After losing electricity, I pulled my meter and connected the generator to the house. Within hours, Concho Valley Electric Cooperative had power restored. Co-op power is the greatest. Locals helping locals.

Mike Medeiros, Concho Valley Electric Cooperative

The Power of Teamwork

My husband and I live in Lake Kiowa and are members of Cooke County Electric Cooperative. Around midnight on December 22, we noticed that our lights were dimming and blinking. We called the co-op’s 24-hour emergency service number for help, and a crew arrived in less than an hour. They stayed on the job until around 2 a.m. and determined that the problem was not in the transformer, meter or the lines connecting to the house. The problem seemed to have resolved, and the technicians advised us that if the problem recurred, to call them back.

The next morning we were without electricity in several areas of our house.

We again called our co-op, and again received prompt attention. The technicians rechecked the transformer, electric meter and voltage levels. They again determined the problem was not in those connections and advised us that we should contact an electrician. We contacted Parker Electric from Gainesville, and they were able to correct the problem, which they found was located in our electrical power box.

We were very impressed with the service we received from both our co-op and Parker Electric and want to express our appreciation to them for their prompt, professional and dedicated service.

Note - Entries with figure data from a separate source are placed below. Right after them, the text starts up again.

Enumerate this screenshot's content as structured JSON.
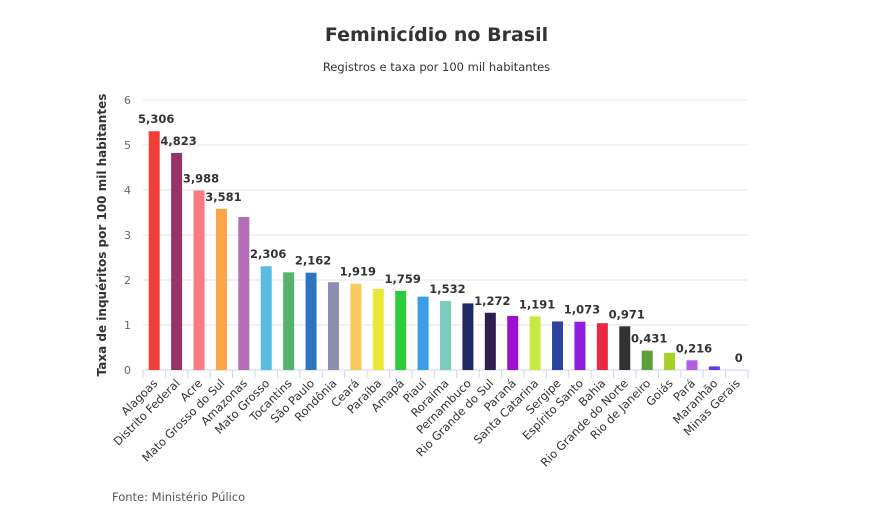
{
  "chart_data": {
    "type": "bar",
    "title": "Feminicídio no Brasil",
    "subtitle": "Registros e taxa por 100 mil habitantes",
    "ylabel": "Taxa de inquéritos por 100 mil habitantes",
    "xlabel": "",
    "ylim": [
      0,
      6
    ],
    "yticks": [
      "0",
      "1",
      "2",
      "3",
      "4",
      "5",
      "6"
    ],
    "grid": true,
    "categories": [
      "Alagoas",
      "Distrito Federal",
      "Acre",
      "Mato Grosso do Sul",
      "Amazonas",
      "Mato Grosso",
      "Tocantins",
      "São Paulo",
      "Rondônia",
      "Ceará",
      "Paraíba",
      "Amapá",
      "Piauí",
      "Roraima",
      "Pernambuco",
      "Rio Grande do Sul",
      "Paraná",
      "Santa Catarina",
      "Sergipe",
      "Espírito Santo",
      "Bahia",
      "Rio Grande do Norte",
      "Rio de Janeiro",
      "Goiás",
      "Pará",
      "Maranhão",
      "Minas Gerais"
    ],
    "values": [
      5.306,
      4.823,
      3.988,
      3.581,
      3.4,
      2.306,
      2.17,
      2.162,
      1.95,
      1.919,
      1.8,
      1.759,
      1.63,
      1.532,
      1.48,
      1.272,
      1.2,
      1.191,
      1.08,
      1.073,
      1.04,
      0.971,
      0.431,
      0.38,
      0.216,
      0.08,
      0
    ],
    "data_labels": [
      "5,306",
      "4,823",
      "3,988",
      "3,581",
      "",
      "2,306",
      "",
      "2,162",
      "",
      "1,919",
      "",
      "1,759",
      "",
      "1,532",
      "",
      "1,272",
      "",
      "1,191",
      "",
      "1,073",
      "",
      "0,971",
      "0,431",
      "",
      "0,216",
      "",
      "0"
    ],
    "colors": [
      "#ee4036",
      "#993366",
      "#fc7b82",
      "#fba44a",
      "#b56cb9",
      "#5bbbe0",
      "#55b36b",
      "#2f74be",
      "#8b8eae",
      "#f9c95c",
      "#e8e83a",
      "#2dcc3c",
      "#3a9de9",
      "#7ccbbd",
      "#1d2a63",
      "#2e1f4f",
      "#9a11d0",
      "#c6ea42",
      "#2e44a1",
      "#8c1fdd",
      "#e8293f",
      "#333333",
      "#5c9f3e",
      "#a6d02a",
      "#b25be3",
      "#6a35e6",
      "#999999"
    ]
  },
  "source": "Fonte: Ministério Púlico"
}
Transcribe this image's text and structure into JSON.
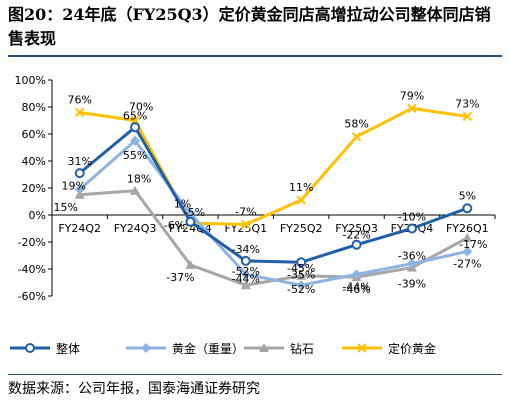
{
  "header": {
    "title": "图20：24年底（FY25Q3）定价黄金同店高增拉动公司整体同店销售表现"
  },
  "footer": {
    "source": "数据来源：公司年报，国泰海通证券研究"
  },
  "chart_data": {
    "type": "line",
    "categories": [
      "FY24Q2",
      "FY24Q3",
      "FY24Q4",
      "FY25Q1",
      "FY25Q2",
      "FY25Q3",
      "FY25Q4",
      "FY26Q1"
    ],
    "series": [
      {
        "name": "整体",
        "color": "#1f5fa8",
        "marker": "circle",
        "values": [
          31,
          65,
          -5,
          -34,
          -35,
          -22,
          -10,
          5
        ],
        "labels": [
          "31%",
          "65%",
          "-5%",
          "-34%",
          "-35%",
          "-22%",
          "-10%",
          "5%"
        ]
      },
      {
        "name": "黄金（重量）",
        "color": "#8db3e2",
        "marker": "diamond",
        "values": [
          19,
          55,
          1,
          -44,
          -52,
          -44,
          -36,
          -27
        ],
        "labels": [
          "19%",
          "55%",
          "1%",
          "-44%",
          "-52%",
          "-44%",
          "-36%",
          "-27%"
        ]
      },
      {
        "name": "钻石",
        "color": "#a6a6a6",
        "marker": "triangle",
        "values": [
          15,
          18,
          -37,
          -52,
          -45,
          -46,
          -39,
          -17
        ],
        "labels": [
          "15%",
          "18%",
          "-37%",
          "-52%",
          "-45%",
          "-46%",
          "-39%",
          "-17%"
        ]
      },
      {
        "name": "定价黄金",
        "color": "#ffc000",
        "marker": "x",
        "values": [
          76,
          70,
          -6,
          -7,
          11,
          58,
          79,
          73
        ],
        "labels": [
          "76%",
          "70%",
          "-6%",
          "-7%",
          "11%",
          "58%",
          "79%",
          "73%"
        ]
      }
    ],
    "yticks": [
      "100%",
      "80%",
      "60%",
      "40%",
      "20%",
      "0%",
      "-20%",
      "-40%",
      "-60%"
    ],
    "ylim": [
      -60,
      100
    ],
    "grid": false,
    "legend": "bottom"
  }
}
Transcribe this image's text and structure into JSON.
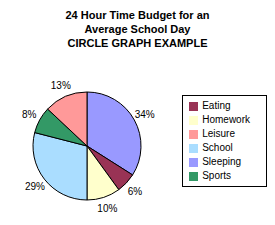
{
  "chart_data": {
    "type": "pie",
    "title": [
      "24 Hour Time Budget for an",
      "Average School Day"
    ],
    "subtitle": "CIRCLE GRAPH EXAMPLE",
    "categories": [
      "Sleeping",
      "Eating",
      "Homework",
      "School",
      "Sports",
      "Leisure"
    ],
    "values": [
      34,
      6,
      10,
      29,
      8,
      13
    ],
    "value_labels": [
      "34%",
      "6%",
      "10%",
      "29%",
      "8%",
      "13%"
    ],
    "colors": [
      "#9999FF",
      "#993355",
      "#FFFFCC",
      "#AADDFF",
      "#339966",
      "#FF9999"
    ],
    "data_labels": true,
    "legend": "right"
  }
}
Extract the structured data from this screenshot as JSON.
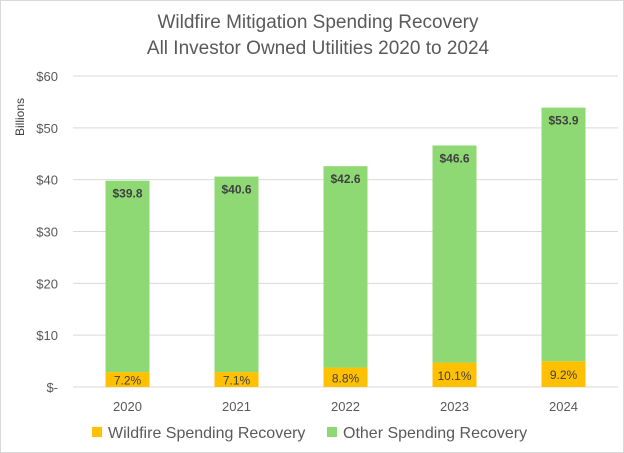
{
  "chart_data": {
    "type": "bar",
    "stacked": true,
    "title": "Wildfire Mitigation Spending Recovery",
    "subtitle": "All Investor Owned Utilities 2020 to 2024",
    "xlabel": "",
    "ylabel": "Billions",
    "ylim": [
      0,
      60
    ],
    "yticks": [
      0,
      10,
      20,
      30,
      40,
      50,
      60
    ],
    "ytick_labels": [
      "$-",
      "$10",
      "$20",
      "$30",
      "$40",
      "$50",
      "$60"
    ],
    "grid": true,
    "legend_position": "bottom",
    "categories": [
      "2020",
      "2021",
      "2022",
      "2023",
      "2024"
    ],
    "totals": [
      39.8,
      40.6,
      42.6,
      46.6,
      53.9
    ],
    "total_labels": [
      "$39.8",
      "$40.6",
      "$42.6",
      "$46.6",
      "$53.9"
    ],
    "series": [
      {
        "name": "Wildfire Spending Recovery",
        "color": "#ffc000",
        "values": [
          2.87,
          2.88,
          3.75,
          4.71,
          4.96
        ],
        "labels": [
          "7.2%",
          "7.1%",
          "8.8%",
          "10.1%",
          "9.2%"
        ]
      },
      {
        "name": "Other Spending Recovery",
        "color": "#8fd974",
        "values": [
          36.93,
          37.72,
          38.85,
          41.89,
          48.94
        ]
      }
    ]
  }
}
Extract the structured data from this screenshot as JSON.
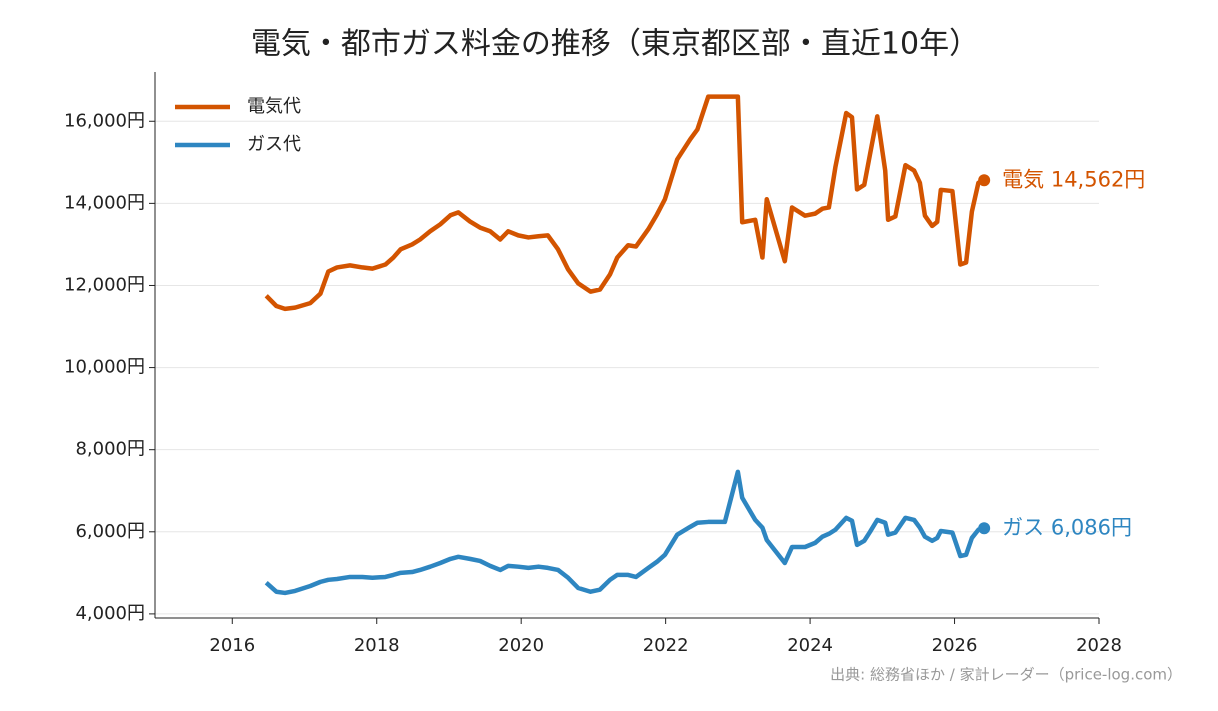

Charlie and Fran Sypert, Cooke County Electric Cooperative

Shipbuilding Heritage

I was thrilled to read about the contributions of Orange, and especially the Weaver Shipyard, to shipbuilding during World War II [“Orange’s World War II Shipbuilding Boom,” October 2011]. I was glad to be reminded of the minesweepers made from wood to deter German magnetic explosives. I have pictures of some of the ships being christened, and I was in some of the pictures as a baby. I am the daughter of Lewis Weaver, one of the Weaver Shipyard owners. Thank you for the recognition and the memories.

Leah Weaver, Hamilton County Electric Cooperative

I am commenting on letters written by Dick Martin and Tom Hanson in the December 2011 issue about the Orange shipbuilding story. I was a beginner welder myself. I joined the Navy and spent the rest of the war aboard the heavy cruiser USS Boston (CA-69). I enlisted at the age of 17.